Top targeted TCP ports
The study states that 22, 80 and 443 ports most often used for the attack are SSH (Secure Shell), HTTP (Hypertext Transfer Protocol) and HTTPS (Safe Hypertext Transfer Protocol). Alert Logic suggests that in 65 percent of events these appear and it makes sense because they must be accessible to interaction, secure or plain text. Fourth location is the port for the Remote Desktop Protocol (RDP) of Microsoft that is accountable for remote machine interaction. This year, RDP has been drawn to the attention of various patches for remote code implementation vulnerabilities (CVE-2019-1181, CVE-2019-1182 and CVE-2019-0708). “As basic guidance, security across all network ports should include defense-in-depth. Ports that are not in use should be closed and organizations should install a firewall on every host as well as monitor and filter port traffic. Regular port scans and penetration testing are also best practices to help ensure there are no unchecked vulnerabilities” – Alert Logic For the File Transfer Protocol (FTP–20, 21), a port is identified as a severe danger. On printers, cameras and continuous power supplies, which are estimated to be up to a third of all FTP servers discovered, active servers were found. The suggestion of the company to decrease prospective danger of such ports is to keep up-to-date, tough devices, software or services relying on these ports to close the paths of assault.
Old software running
Additional vulnerabilities to a company’s safety refer to the weak encryption and obsolete, 66 percent and 75 percent of the problems Alert Logic has noticed with its clients.

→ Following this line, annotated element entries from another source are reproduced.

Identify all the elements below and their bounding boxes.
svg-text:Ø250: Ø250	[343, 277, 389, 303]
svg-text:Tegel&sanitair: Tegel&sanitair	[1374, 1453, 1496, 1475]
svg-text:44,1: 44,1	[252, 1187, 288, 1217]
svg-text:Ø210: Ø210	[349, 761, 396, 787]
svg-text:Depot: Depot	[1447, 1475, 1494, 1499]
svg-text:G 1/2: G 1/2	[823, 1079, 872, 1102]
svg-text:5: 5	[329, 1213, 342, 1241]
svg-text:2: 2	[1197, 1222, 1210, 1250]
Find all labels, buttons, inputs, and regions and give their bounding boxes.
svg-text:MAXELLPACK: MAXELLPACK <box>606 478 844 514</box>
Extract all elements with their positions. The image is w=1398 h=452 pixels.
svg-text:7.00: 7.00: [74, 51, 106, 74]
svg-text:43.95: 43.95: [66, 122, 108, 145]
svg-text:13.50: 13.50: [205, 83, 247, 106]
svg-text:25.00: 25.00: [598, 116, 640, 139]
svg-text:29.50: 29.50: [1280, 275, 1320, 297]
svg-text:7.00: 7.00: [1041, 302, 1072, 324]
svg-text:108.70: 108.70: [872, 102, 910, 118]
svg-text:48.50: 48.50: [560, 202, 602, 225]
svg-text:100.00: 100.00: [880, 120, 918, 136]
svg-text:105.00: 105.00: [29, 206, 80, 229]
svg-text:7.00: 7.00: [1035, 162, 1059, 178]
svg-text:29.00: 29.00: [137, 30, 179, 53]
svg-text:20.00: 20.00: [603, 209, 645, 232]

The problems continue as the company has determined that more than 66 percent of the scanned hosts run Windows 7, an OS that won’t be supported by 14 January 2020 any longer. Windows Server 2019 is scarcely visible on the infrastructure of SMBs. Windows XP, which ended in 2008 and ended in assistance in 2014, is still present in a’ non-trivial’ amount because of some reason. Alert Logic claims that he has even discovered Windows NT devices on the network of his clients (published in 1993). The danger of running them is that it will make the lateral movement of the attacker dead easy.
Nearly half of all Linux scanners had an obsolete kernel; more precisely version 2.6, which has been unavailable over the previous three years and has 65 recognized vulnerabilities upward. However, this problem is not as noticeable as deployed applications that conceal the underlying OS allocation.
Another instance is the Exchange 2000 e-mail server, which accounts for nearly one-third of all identified e-mail servers. The problem is that the item was no longer supported in July 2010. The most common email server with the Alert Logic-monitored SMBs is PostFix, and the most widely used email server is Exim.
Alert Logic said that information were collected over a period of six months from 5,000 assaults daily on its client base, from November 2018 to April 2019.